Il pressing dei renziani dura da tempo, ma ha avuto una forte accelerazione negli ultimi giorni. Con una serie di riunioni tra i dirigenti locali e il vicesegretario Lorenzo Guerini, che per conto di Renzi sta seguendo il dossier Milano (come ha raccontato ieri all’edizione milanese di Repubblica). Pisapia ha letto e in mattinata è sbottato: «Non mi faccio certo dettare l’agenda dalla segreteria nazionale del Pd; manca ancora un anno e sei mesi alle elezioni e io non ho dubbi né tentennamenti sulle priorità e il futuro di Milano; onoro il mio impegno coi cittadini lavorando giorno e notte per affrontare le sfide che ci attendono». Ma sulla ricandidatura il sindaco continua a sorvolare. Tra le sfide più importanti indicate da Pisapia c’è l’Expo: «Giuliano — racconta un suo stretto collaboratore — non deciderà nulla prima che siano passati almeno due mesi dall’inizio dell’esposizione, vuole vedere come la città reggerà questa prova e capire se per lui sarà un trampolino o un segnale d’allarme».
Ma in serata la polemica si attenua. Pisapia sente Guerini, e il vice di Renzi detta alle agenzie: «Nessun ultimatum o diktat; in vista del 2016 ci sarà tempo e modo di fare, nell’ambito della coalizione che guida la città, le valutazioni che riguardano il futuro di Milano». E anche il segretario lombardo Alessandro Alfieri getta acqua sul fuoco, con una dichiarazione concordata con Guerini: «Le candidature degli amministratori locali le decidono i territori, principio totalmente condiviso dalla segreteria nazionale ». Il sindaco apprezza e ringrazia: «Adesso lavoriamo tutti insieme, da parte mia non c’è mai stata alcuna volontà polemica, ma solo la necessità di un chiarimento». Gli assessori, anche e soprattutto quelli del Pd,fanno quadrato: «Il nostro candidato è Pisapia ». A mettere i piedi nel piatto è soprattutto il democratico non renziano Pierfrancesco Majorino, che in giunta si occupa di Servizi sociali: «A Milano il Pd con il sindaco è correttissimo, ma a Roma dico che non saranno i diktat delle correnti a farci decidere che cosa fare». Interviene pure Gianni Cuperlo, ieri a Milano per il battesimo di Sinistradem: «Pisapia ha ragione a dire che deciderà lui».
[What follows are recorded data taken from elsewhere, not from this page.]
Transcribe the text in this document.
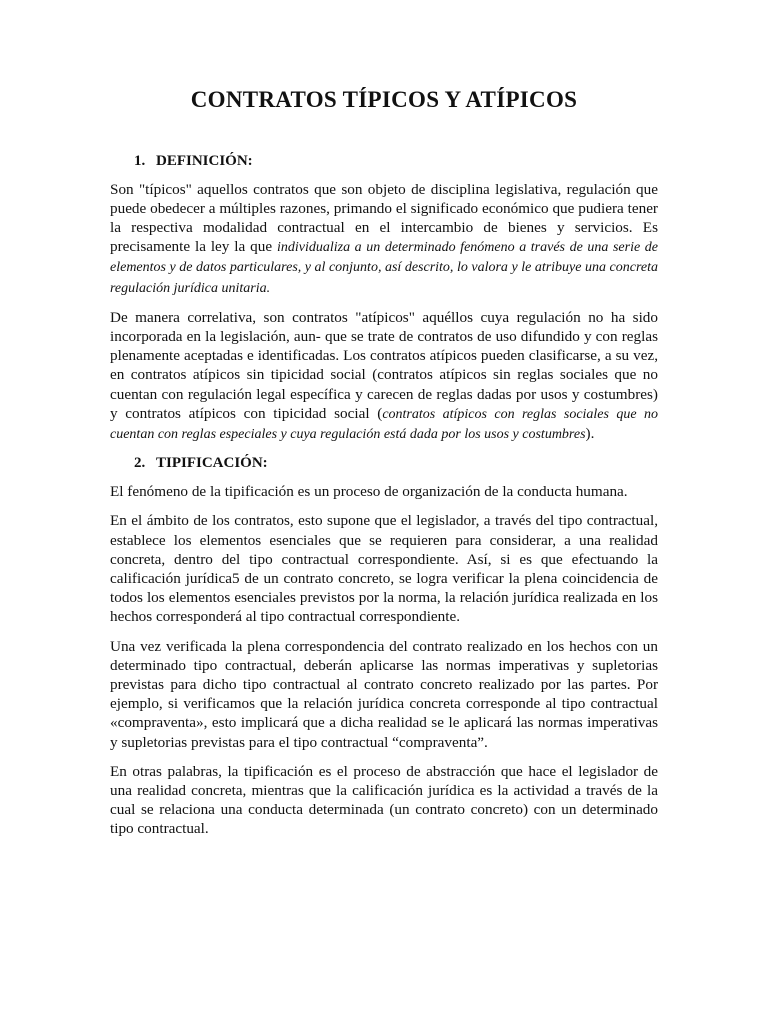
CONTRATOS TÍPICOS Y ATÍPICOS
1. DEFINICIÓN:

Son "típicos" aquellos contratos que son objeto de disciplina legislativa, regulación que puede obedecer a múltiples razones, primando el significado económico que pudiera tener la respectiva modalidad contractual en el intercambio de bienes y servicios. Es precisamente la ley la que individualiza a un determinado fenómeno a través de una serie de elementos y de datos particulares, y al conjunto, así descrito, lo valora y le atribuye una concreta regulación jurídica unitaria.

De manera correlativa, son contratos "atípicos" aquéllos cuya regulación no ha sido incorporada en la legislación, aun- que se trate de contratos de uso difundido y con reglas plenamente aceptadas e identificadas. Los contratos atípicos pueden clasificarse, a su vez, en contratos atípicos sin tipicidad social (contratos atípicos sin reglas sociales que no cuentan con regulación legal específica y carecen de reglas dadas por usos y costumbres) y contratos atípicos con tipicidad social (contratos atípicos con reglas sociales que no cuentan con reglas especiales y cuya regulación está dada por los usos y costumbres).

2. TIPIFICACIÓN:

El fenómeno de la tipificación es un proceso de organización de la conducta humana.

En el ámbito de los contratos, esto supone que el legislador, a través del tipo contractual, establece los elementos esenciales que se requieren para considerar, a una realidad concreta, dentro del tipo contractual correspondiente. Así, si es que efectuando la calificación jurídica5 de un contrato concreto, se logra verificar la plena coincidencia de todos los elementos esenciales previstos por la norma, la relación jurídica realizada en los hechos corresponderá al tipo contractual correspondiente.

Una vez verificada la plena correspondencia del contrato realizado en los hechos con un determinado tipo contractual, deberán aplicarse las normas imperativas y supletorias previstas para dicho tipo contractual al contrato concreto realizado por las partes. Por ejemplo, si verificamos que la relación jurídica concreta corresponde al tipo contractual «compraventa», esto implicará que a dicha realidad se le aplicará las normas imperativas y supletorias previstas para el tipo contractual “compraventa”.

En otras palabras, la tipificación es el proceso de abstracción que hace el legislador de una realidad concreta, mientras que la calificación jurídica es la actividad a través de la cual se relaciona una conducta determinada (un contrato concreto) con un determinado tipo contractual.
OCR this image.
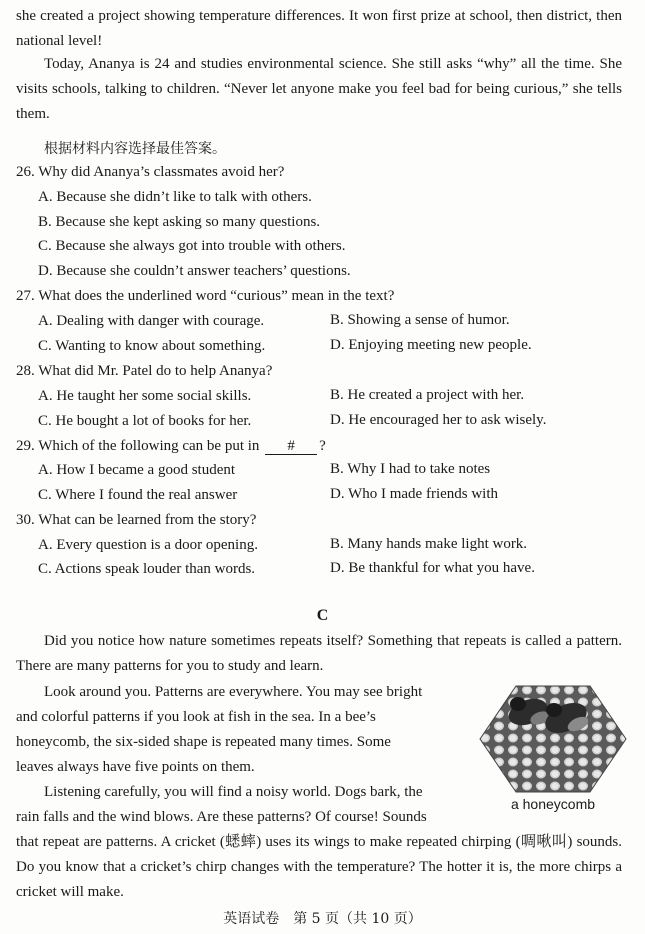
she created a project showing temperature differences. It won first prize at school, then district, then national level!
Today, Ananya is 24 and studies environmental science. She still asks “why” all the time. She visits schools, talking to children. “Never let anyone make you feel bad for being curious,” she tells them.
根据材料内容选择最佳答案。
26. Why did Ananya’s classmates avoid her?
A. Because she didn’t like to talk with others.
B. Because she kept asking so many questions.
C. Because she always got into trouble with others.
D. Because she couldn’t answer teachers’ questions.
27. What does the underlined word “curious” mean in the text?
A. Dealing with danger with courage.	B. Showing a sense of humor.
C. Wanting to know about something.	D. Enjoying meeting new people.
28. What did Mr. Patel do to help Ananya?
A. He taught her some social skills.	B. He created a project with her.
C. He bought a lot of books for her.	D. He encouraged her to ask wisely.
29. Which of the following can be put in # ?
A. How I became a good student	B. Why I had to take notes
C. Where I found the real answer	D. Who I made friends with
30. What can be learned from the story?
A. Every question is a door opening.	B. Many hands make light work.
C. Actions speak louder than words.	D. Be thankful for what you have.
C
Did you notice how nature sometimes repeats itself? Something that repeats is called a pattern. There are many patterns for you to study and learn.
Look around you. Patterns are everywhere. You may see bright
and colorful patterns if you look at fish in the sea. In a bee’s
honeycomb, the six-sided shape is repeated many times. Some
leaves always have five points on them.
Listening carefully, you will find a noisy world. Dogs bark, the
rain falls and the wind blows. Are these patterns? Of course! Sounds
that repeat are patterns. A cricket (蟋蟀) uses its wings to make repeated chirping (啁啾叫) sounds. Do you know that a cricket’s chirp changes with the temperature? The hotter it is, the more chirps a cricket will make.
a honeycomb
英语试卷　第 5 页（共 10 页）
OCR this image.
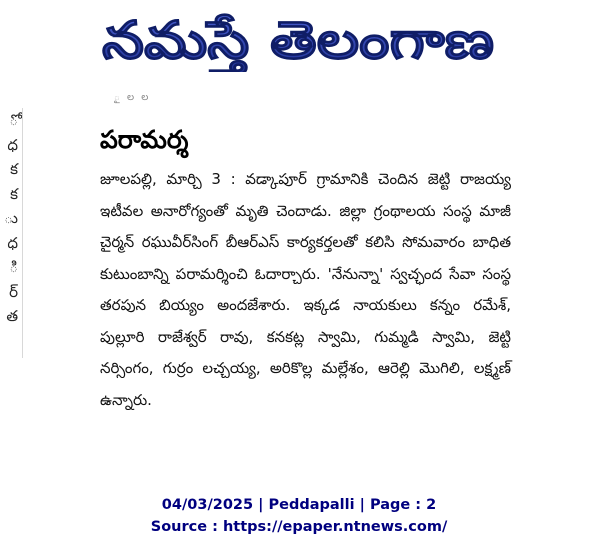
నమస్తే తెలంగాణ
ో
ధ
క
క
ు
ధ
ి
ర్
త
ౖ ల ల
పరామర్శ
జూలపల్లి, మార్చి 3 : వడ్కాపూర్ గ్రామానికి చెందిన జెట్టి రాజయ్య ఇటీవల అనారోగ్యంతో మృతి చెందాడు. జిల్లా గ్రంథాలయ సంస్థ మాజీ చైర్మన్ రఘువీర్‌సింగ్ బీఆర్ఎస్ కార్యకర్తలతో కలిసి సోమవారం బాధిత కుటుంబాన్ని పరామర్శించి ఓదార్చారు. 'నేనున్నా' స్వచ్ఛంద సేవా సంస్థ తరపున బియ్యం అందజేశారు. ఇక్కడ నాయకులు కన్నం రమేశ్, పుల్లూరి రాజేశ్వర్ రావు, కనకట్ల స్వామి, గుమ్మడి స్వామి, జెట్టి నర్సింగం, గుర్రం లచ్చయ్య, అరికొల్ల మల్లేశం, ఆరెల్లి మొగిలి, లక్ష్మణ్ ఉన్నారు.
04/03/2025 | Peddapalli | Page : 2
Source : https://epaper.ntnews.com/
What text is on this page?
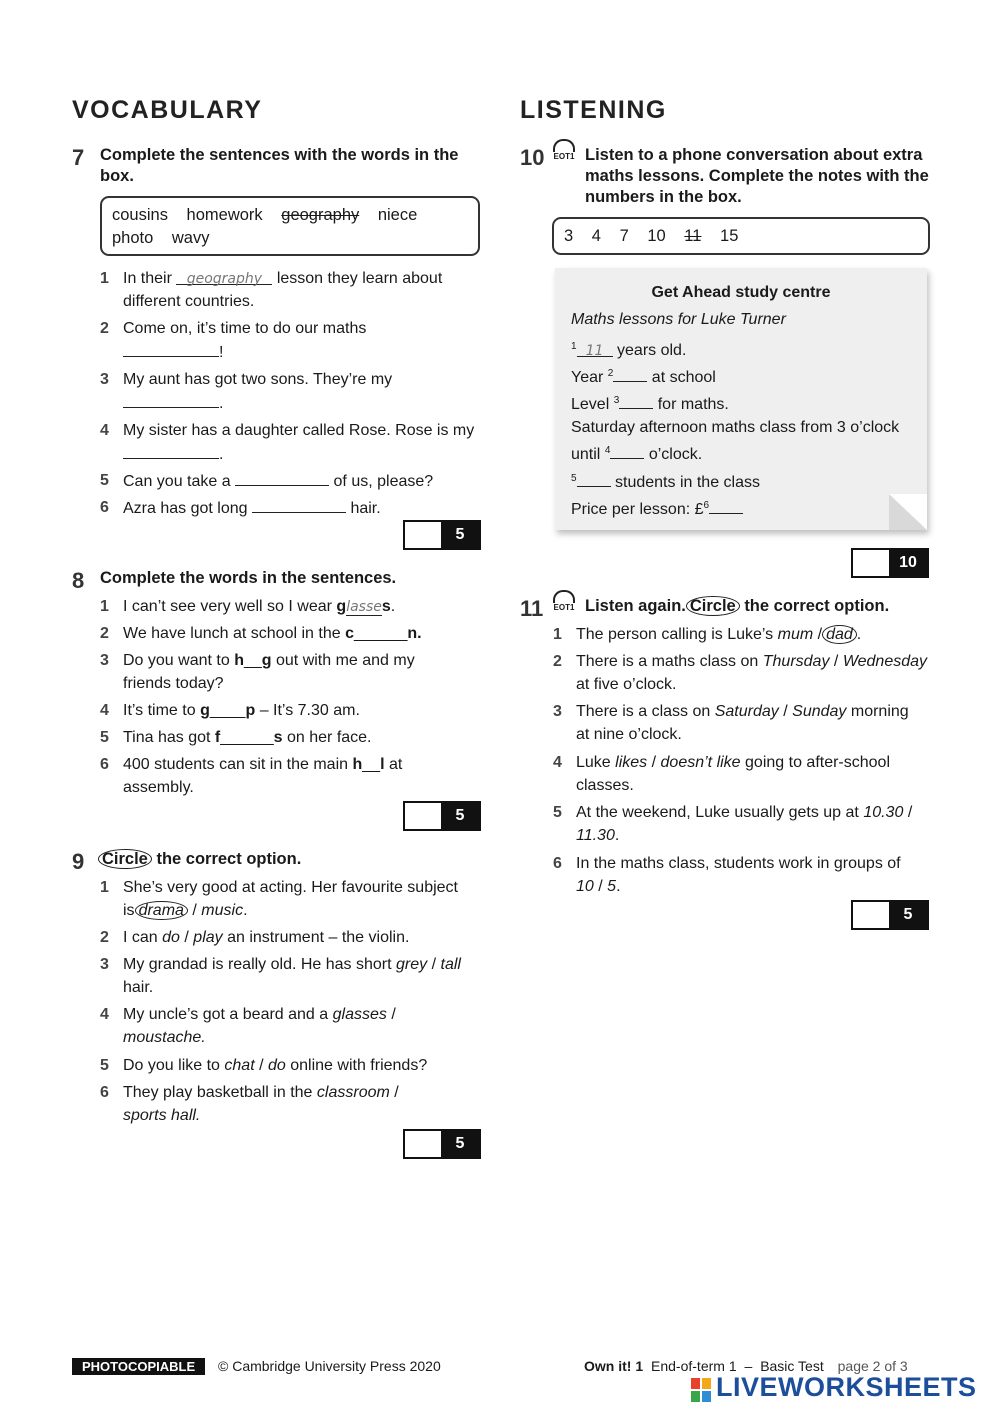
VOCABULARY
7 Complete the sentences with the words in the box.
cousins homework geography niece
photo wavy
1 In their geography lesson they learn about
different countries.
2 Come on, it’s time to do our maths
!
3 My aunt has got two sons. They’re my
.
4 My sister has a daughter called Rose. Rose is my
.
5 Can you take a	of us, please?
6 Azra has got long	hair.
5
8 Complete the words in the sentences.
1 I can’t see very well so I wear glasses.
2 We have lunch at school in the c______n.
3 Do you want to h__g out with me and my
friends today?
4 It’s time to g____p – It’s 7.30 am.
5 Tina has got f______s on her face.
6 400 students can sit in the main h__l at
assembly.
5
9 Circle the correct option.
1 She’s very good at acting. Her favourite subject
is drama / music.
2 I can do / play an instrument – the violin.
3 My grandad is really old. He has short grey / tall
hair.
4 My uncle’s got a beard and a glasses /
moustache.
5 Do you like to chat / do online with friends?
6 They play basketball in the classroom /
sports hall.
5
LISTENING
10 EOT1 Listen to a phone conversation about extra maths lessons. Complete the notes with the numbers in the box.
3 4 7 10 11 15
Get Ahead study centre
Maths lessons for Luke Turner
$^1$ 11 years old.
Year $^2$ at school
Level $^3$ for maths.
Saturday afternoon maths class from 3 o’clock
until $^4$ o’clock.
$^5$ students in the class
Price per lesson: £$^6$
10
11 EOT1 Listen again. Circle the correct option.
1 The person calling is Luke’s mum / dad .
2 There is a maths class on Thursday / Wednesday
at five o’clock.
3 There is a class on Saturday / Sunday morning
at nine o’clock.
4 Luke likes / doesn’t like going to after-school
classes.
5 At the weekend, Luke usually gets up at 10.30 /
11.30.
6 In the maths class, students work in groups of
10 / 5.
5
PHOTOCOPIABLE	© Cambridge University Press 2020	Own it! 1 End-of-term 1 – Basic Test page 2 of 3
LIVEWORKSHEETS
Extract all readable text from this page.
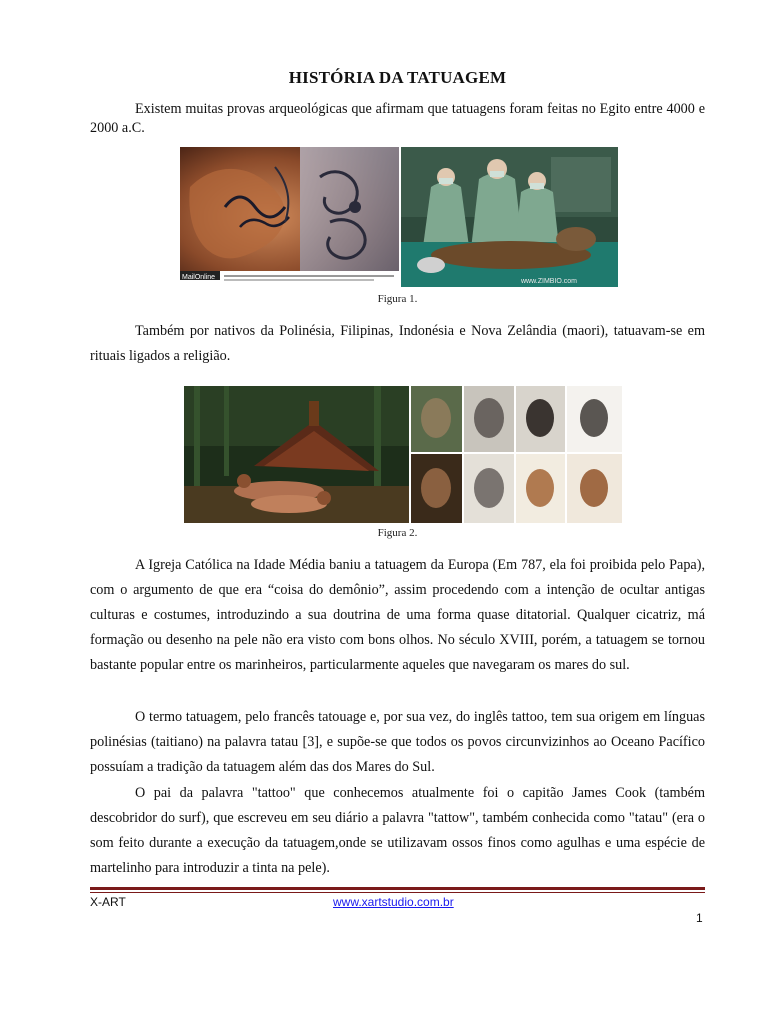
HISTÓRIA DA TATUAGEM

Existem muitas provas arqueológicas que afirmam que tatuagens foram feitas no Egito entre 4000 e 2000 a.C.

Figura 1.

Também por nativos da Polinésia, Filipinas, Indonésia e Nova Zelândia (maori), tatuavam-se em rituais ligados a religião.

Figura 2.

A Igreja Católica na Idade Média baniu a tatuagem da Europa (Em 787, ela foi proibida pelo Papa), com o argumento de que era “coisa do demônio”, assim procedendo com a intenção de ocultar antigas culturas e costumes, introduzindo a sua doutrina de uma forma quase ditatorial. Qualquer cicatriz, má formação ou desenho na pele não era visto com bons olhos. No século XVIII, porém, a tatuagem se tornou bastante popular entre os marinheiros, particularmente aqueles que navegaram os mares do sul.

O termo tatuagem, pelo francês tatouage e, por sua vez, do inglês tattoo, tem sua origem em línguas polinésias (taitiano) na palavra tatau [3], e supõe-se que todos os povos circunvizinhos ao Oceano Pacífico possuíam a tradição da tatuagem além das dos Mares do Sul.

O pai da palavra "tattoo" que conhecemos atualmente foi o capitão James Cook (também descobridor do surf), que escreveu em seu diário a palavra "tattow", também conhecida como "tatau" (era o som feito durante a execução da tatuagem,onde se utilizavam ossos finos como agulhas e uma espécie de martelinho para introduzir a tinta na pele).

MailOnline
www.ZIMBIO.com
X-ART	www.xartstudio.com.br
1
Ma la destra soffia sul fuoco, tentando di accomunare nel “fallimento” le due città più importanti governate dal centrosinistra. Giovanni Toti, Forza Italia: «Roma e Milano sono allo sbando, se ne accorge anche il Pd». La sua collega di partito Mariastella Gelmini: «Si è ufficialmente aperta la campagna elettorale per il dopo Pisapia». E il leghista Matteo Salvini: «Pisapia come Marino vede il fallimento; in sé è una brava persona, ma ha una squadra non all’altezza».